I had a few lingering questions after finishing the book. First, Ethiopian CHWs are one blip in Africa’s growing cadre of low- or non-renumerated volunteers who labor every day for NGOs, governments, and other institutions whose supposedly good intentions often make them invulnerable to critique. In this regard, the insights of Chapters 4 and 5 might have been interwoven to more deeply consider how a paradoxical “volunteer workforce” sheds new theoretical light on the emerging meanings and politics assigned to “work” and care amid complicated circuits of resource distribution across Africa. Second, while Chapter 5 illustrates how CHW efforts to organize are constrained by political context, Maes might have done more justice to the creative ways in which people build habitable worlds in the absence of possibilities for collective organizing.
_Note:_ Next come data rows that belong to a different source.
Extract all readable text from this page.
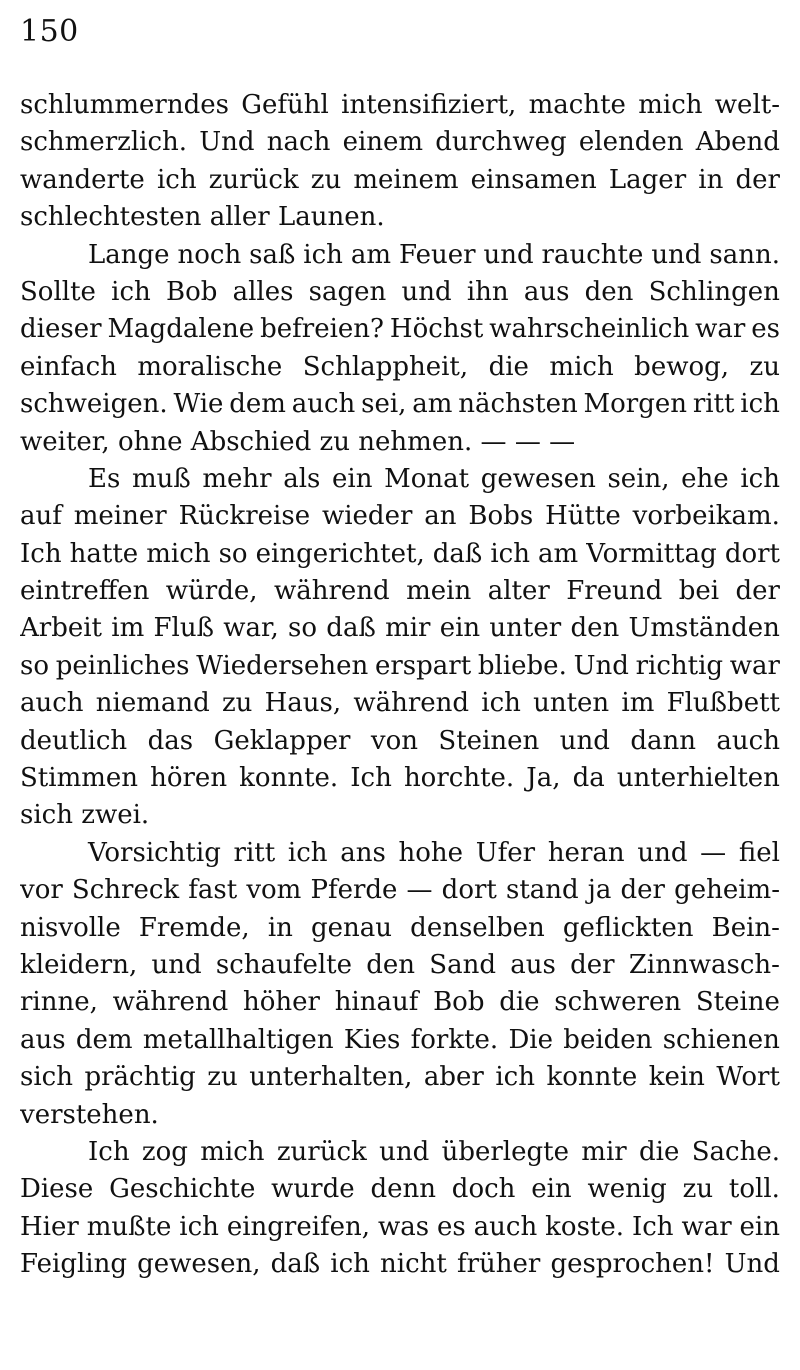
150
schlummerndes Gefühl intensifiziert, machte mich welt-
schmerzlich. Und nach einem durchweg elenden Abend
wanderte ich zurück zu meinem einsamen Lager in der
schlechtesten aller Launen.
Lange noch saß ich am Feuer und rauchte und sann.
Sollte ich Bob alles sagen und ihn aus den Schlingen
dieser Magdalene befreien? Höchst wahrscheinlich war es
einfach moralische Schlappheit, die mich bewog, zu
schweigen. Wie dem auch sei, am nächsten Morgen ritt ich
weiter, ohne Abschied zu nehmen. — — —
Es muß mehr als ein Monat gewesen sein, ehe ich
auf meiner Rückreise wieder an Bobs Hütte vorbeikam.
Ich hatte mich so eingerichtet, daß ich am Vormittag dort
eintreffen würde, während mein alter Freund bei der
Arbeit im Fluß war, so daß mir ein unter den Umständen
so peinliches Wiedersehen erspart bliebe. Und richtig war
auch niemand zu Haus, während ich unten im Flußbett
deutlich das Geklapper von Steinen und dann auch
Stimmen hören konnte. Ich horchte. Ja, da unterhielten
sich zwei.
Vorsichtig ritt ich ans hohe Ufer heran und — fiel
vor Schreck fast vom Pferde — dort stand ja der geheim-
nisvolle Fremde, in genau denselben geflickten Bein-
kleidern, und schaufelte den Sand aus der Zinnwasch-
rinne, während höher hinauf Bob die schweren Steine
aus dem metallhaltigen Kies forkte. Die beiden schienen
sich prächtig zu unterhalten, aber ich konnte kein Wort
verstehen.
Ich zog mich zurück und überlegte mir die Sache.
Diese Geschichte wurde denn doch ein wenig zu toll.
Hier mußte ich eingreifen, was es auch koste. Ich war ein
Feigling gewesen, daß ich nicht früher gesprochen! Und
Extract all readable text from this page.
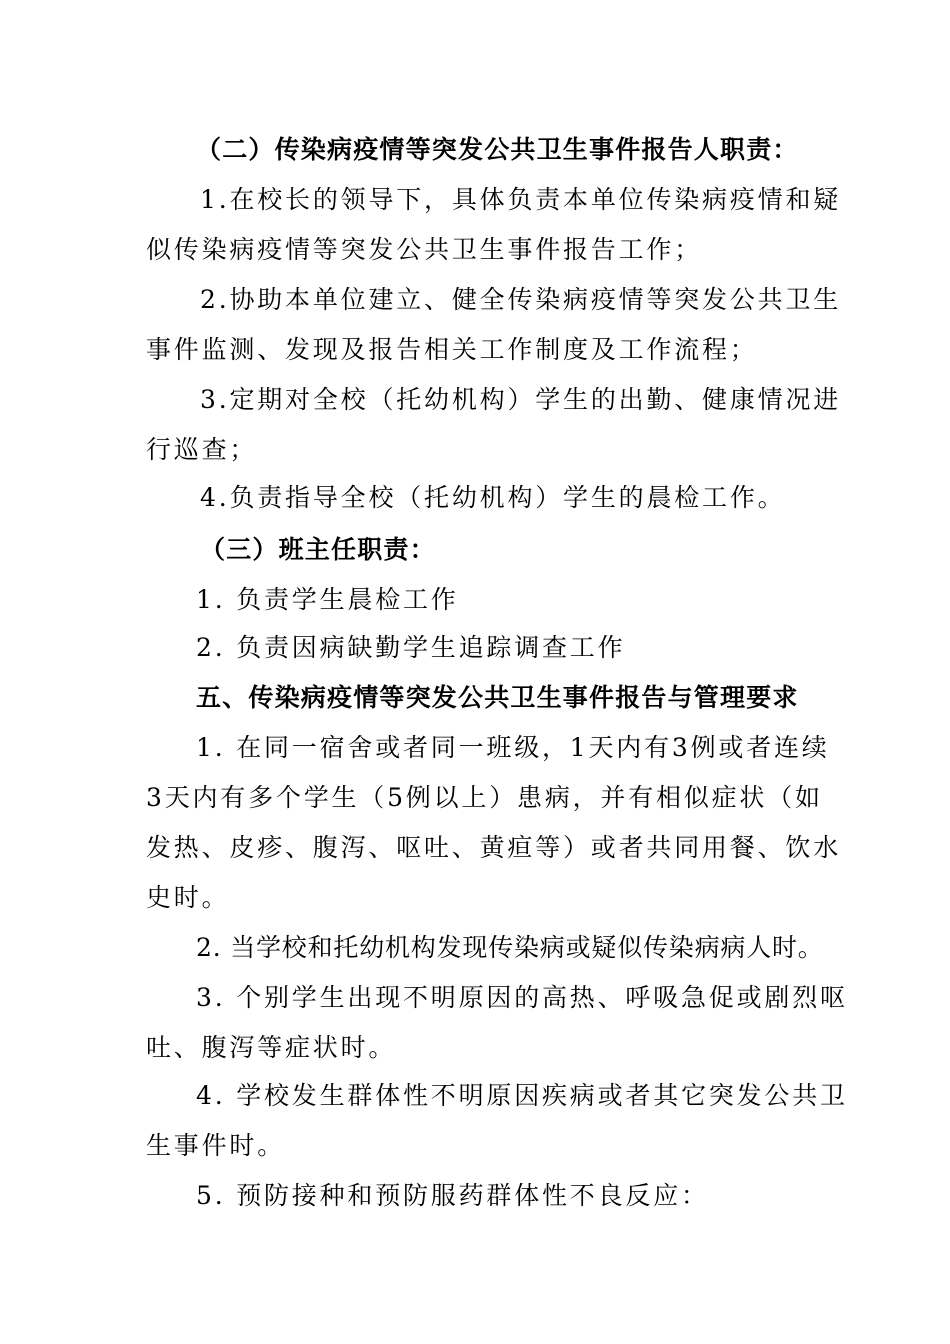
（二）传染病疫情等突发公共卫生事件报告人职责：
1.在校长的领导下，具体负责本单位传染病疫情和疑
似传染病疫情等突发公共卫生事件报告工作；
2.协助本单位建立、健全传染病疫情等突发公共卫生
事件监测、发现及报告相关工作制度及工作流程；
3.定期对全校（托幼机构）学生的出勤、健康情况进
行巡查；
4.负责指导全校（托幼机构）学生的晨检工作。
（三）班主任职责：
1. 负责学生晨检工作
2. 负责因病缺勤学生追踪调查工作
五、传染病疫情等突发公共卫生事件报告与管理要求
1. 在同一宿舍或者同一班级，1天内有3例或者连续
3天内有多个学生（5例以上）患病，并有相似症状（如
发热、皮疹、腹泻、呕吐、黄疸等）或者共同用餐、饮水
史时。
2. 当学校和托幼机构发现传染病或疑似传染病病人时。
3. 个别学生出现不明原因的高热、呼吸急促或剧烈呕
吐、腹泻等症状时。
4. 学校发生群体性不明原因疾病或者其它突发公共卫
生事件时。
5. 预防接种和预防服药群体性不良反应：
Whereas global health policy makers tend to cast CHWs as resources that must be carefully monitored and disciplined, Maes portrays them in their full complexity, showing how their identities, aspirations, and motivations are co-constituted by their precarious yet fulfilling place in a global health economy. While anthropologists need not be convinced of the value of the ethnographic to global health, the book should find a wide audience among those who work with and manage a range of frontline workers across development, human rights, global health, and other projects in Africa. Maes’s book is a conscious and laudable attempt to build meaningful bridges between medical anthropology and global health.

Reference Cited

Englund, H. 2006. Prisoners of Freedom: Human Rights and the African Poor. Berkeley: University of California Press.